About the Conservation Guide

 

A Preservation Guide for Technology-Based Artworks


Some tools and principles specific to the preservation and conservation of time-based media artworks

Prepared by the Conservation and Preservation Committee
Émilie Boudrias
Alexandre Mingarelli
Olfa Driss
Under the direction of Richard Gagnier

This document summarizes the five years spent by the DOCAM Alliance Conservation and Preservation Committee examining potential conservation and preservation strategies for technology-based artworks. Not only does the document outline observations and approaches based on particular examples, it also offers a decisional methodology: practical methods of implementing preservation and curatorial measures for these works, whose major weaknesses are related to their risk of obsolescence and the limitations of their use. This use is predetermined by their materials and is often compromised or outright disabled by their museum exhibition or other manifestations. It is important to note that some of the concepts used to systemize a preservation framework for these works may be undermined as much by the works’ production context as by their conceptual nature. And while these concepts never become inoperative, their restrictions must be considered and certain redefinitions accordingly proposed. We hope that we have achieved this.

The research approach was based on case studies of specific works, and the structure of the document reflects this. The research focused on particular collections, i.e. those at the National Gallery of Canada, Montreal Museum of Fine Arts and Canadian Centre for Architecture. Issues related either to technologies not found in these collections or to works that use technology in a highly singular way were not studied. However, we feel that the subjects we selected are a fair reflection of the problems that recur in preserving these kinds of works. As a result, we were able to establish decisional approaches applicable to a wide range of artworks that incorporate distinctive technological features associated with behaviours that are equally atypical.

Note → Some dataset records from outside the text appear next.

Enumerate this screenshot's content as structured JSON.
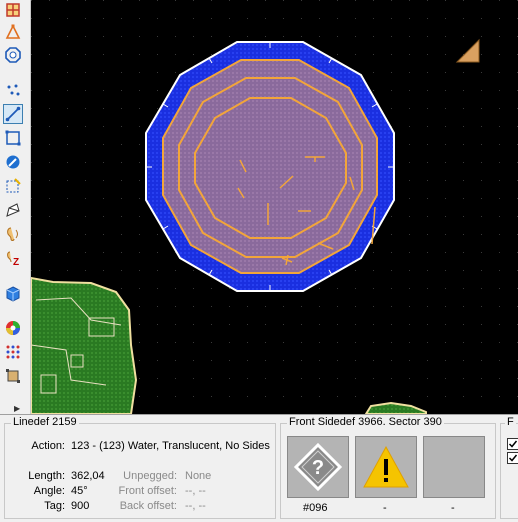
{
  "linedef": {
    "title": "Linedef 2159",
    "action_label": "Action:",
    "action_value": "123 - (123) Water, Translucent, No Sides",
    "length_label": "Length:",
    "length_value": "362,04",
    "angle_label": "Angle:",
    "angle_value": "45°",
    "tag_label": "Tag:",
    "tag_value": "900",
    "unpegged_label": "Unpegged:",
    "unpegged_value": "None",
    "front_offset_label": "Front offset:",
    "front_offset_value": "--, --",
    "back_offset_label": "Back offset:",
    "back_offset_value": "--, --"
  },
  "front_sidedef": {
    "title": "Front Sidedef 3966. Sector 390",
    "textures": [
      {
        "label": "#096",
        "icon": "missing-texture-icon"
      },
      {
        "label": "-",
        "icon": "warning-icon"
      },
      {
        "label": "-",
        "icon": ""
      }
    ]
  },
  "flags_group": {
    "title": "F"
  },
  "toolbar_icons": [
    "things-mode-icon",
    "vertices-mode-icon",
    "sectors-mode-icon",
    "vertex-dots-icon",
    "linedefs-mode-icon",
    "select-box-icon",
    "draw-icon",
    "select-region-icon",
    "edit-icon",
    "sound-icon",
    "z-height-icon",
    "cube-3d-icon",
    "color-wheel-icon",
    "grid-dots-icon",
    "transform-icon"
  ],
  "colors": {
    "map_bg": "#000000",
    "water_blue": "#1a2fe0",
    "sector_purple": "#8a6aa0",
    "highlight_orange": "#f2a53a",
    "grass_green": "#2a7a22"
  }
}
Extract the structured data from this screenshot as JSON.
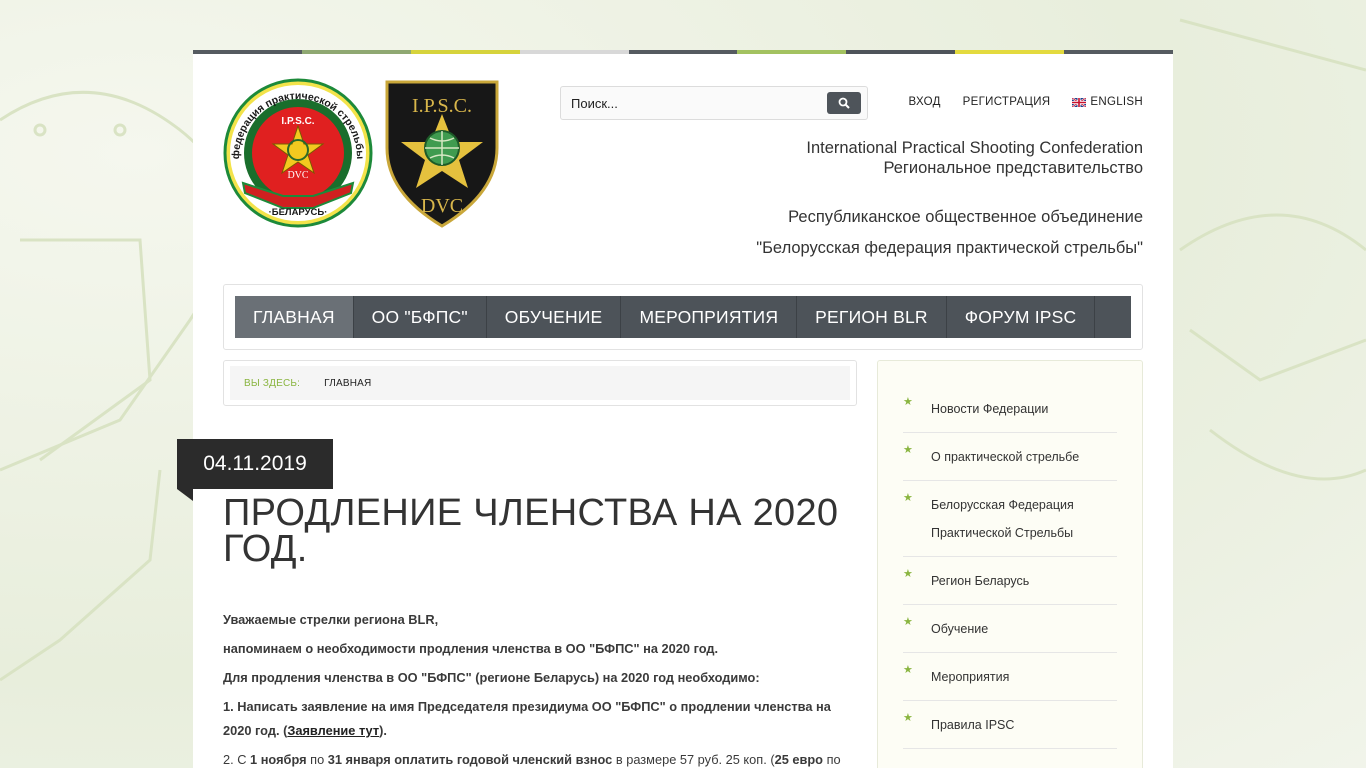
{
  "colors": {
    "stripe": [
      "#555b60",
      "#8fa872",
      "#d6d33c",
      "#d8d8d8",
      "#555b60",
      "#a3c260",
      "#4e545a",
      "#e3da3e",
      "#555b60"
    ],
    "nav_bg": "#4d5359",
    "nav_active": "#6a7076",
    "accent_green": "#8ab540",
    "date_badge": "#2b2b2b"
  },
  "logos": {
    "federation_text": "федерация практической стрельбы",
    "federation_country": "·БЕЛАРУСЬ·",
    "ipsc_text": "I.P.S.C.",
    "dvc_text": "DVC"
  },
  "search": {
    "placeholder": "Поиск..."
  },
  "toplinks": {
    "login": "ВХОД",
    "register": "РЕГИСТРАЦИЯ",
    "english": "ENGLISH"
  },
  "tagline": {
    "line1": "International Practical Shooting Confederation",
    "line2": "Региональное представительство",
    "line3": "Республиканское общественное объединение",
    "line4": "\"Белорусская федерация практической стрельбы\""
  },
  "nav": {
    "items": [
      {
        "label": "ГЛАВНАЯ"
      },
      {
        "label": "ОО \"БФПС\""
      },
      {
        "label": "ОБУЧЕНИЕ"
      },
      {
        "label": "МЕРОПРИЯТИЯ"
      },
      {
        "label": "РЕГИОН BLR"
      },
      {
        "label": "ФОРУМ IPSC"
      }
    ]
  },
  "breadcrumb": {
    "label": "ВЫ ЗДЕСЬ:",
    "current": "ГЛАВНАЯ"
  },
  "post": {
    "date": "04.11.2019",
    "title": "ПРОДЛЕНИЕ ЧЛЕНСТВА НА 2020 ГОД.",
    "p1": "Уважаемые стрелки региона BLR,",
    "p2": "напоминаем о необходимости продления членства в ОО \"БФПС\" на 2020 год.",
    "p3": "Для продления членства в ОО \"БФПС\" (регионе Беларусь) на 2020 год необходимо:",
    "p4_text": "1. Написать заявление на имя Председателя президиума ОО \"БФПС\" о продлении членства на 2020 год. (",
    "p4_link": "Заявление тут",
    "p4_end": ").",
    "p5_a": "2. С ",
    "p5_b": "1 ноября",
    "p5_c": " по ",
    "p5_d": "31 января",
    "p5_e": " оплатить годовой членский взнос",
    "p5_f": " в размере 57 руб. 25 коп. (",
    "p5_g": "25 евро",
    "p5_h": " по"
  },
  "sidebar": {
    "items": [
      {
        "label": "Новости Федерации"
      },
      {
        "label": "О практической стрельбе"
      },
      {
        "label": "Белорусская Федерация Практической Стрельбы"
      },
      {
        "label": "Регион Беларусь"
      },
      {
        "label": "Обучение"
      },
      {
        "label": "Мероприятия"
      },
      {
        "label": "Правила IPSC"
      }
    ]
  }
}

Our research was prompted by the use of technologies and content media in a constant state of flux, transformation, advancement and refinement, which ultimately render their original iterations obsolete within what is often a very short space of time. It may therefore also be that our conclusions and recommendations will themselves turn out to be rooted in a particular period. We believe, however, that this preservation methodology is increasingly establishing itself and will prove sustainable for technology-based artworks. We see ourselves as standing at the intersection of the analog and digital worlds, where both technologies continue to be actively used. For this reason it still appears possible, at least in some cases, to offer solutions capable of maintaining a work in its analog mode; indeed for certain works there is simply no alternative. Based on this paradigm, these works would seem destined for a limited lifespan, and we believe such should be the case, as they would otherwise lose too much of their integrity to be viewed and experienced as originally intended. It is therefore vital to determine exactly what constitutes the work and under what circumstances it can continue to be considered as the same work. The case studies put forward focus on doing just that. These works can of course continue to exist in an alternative format; they can adopt the status of a documentary manifestation as witness to a specific production history, for example. But that, clearly, is another case altogether.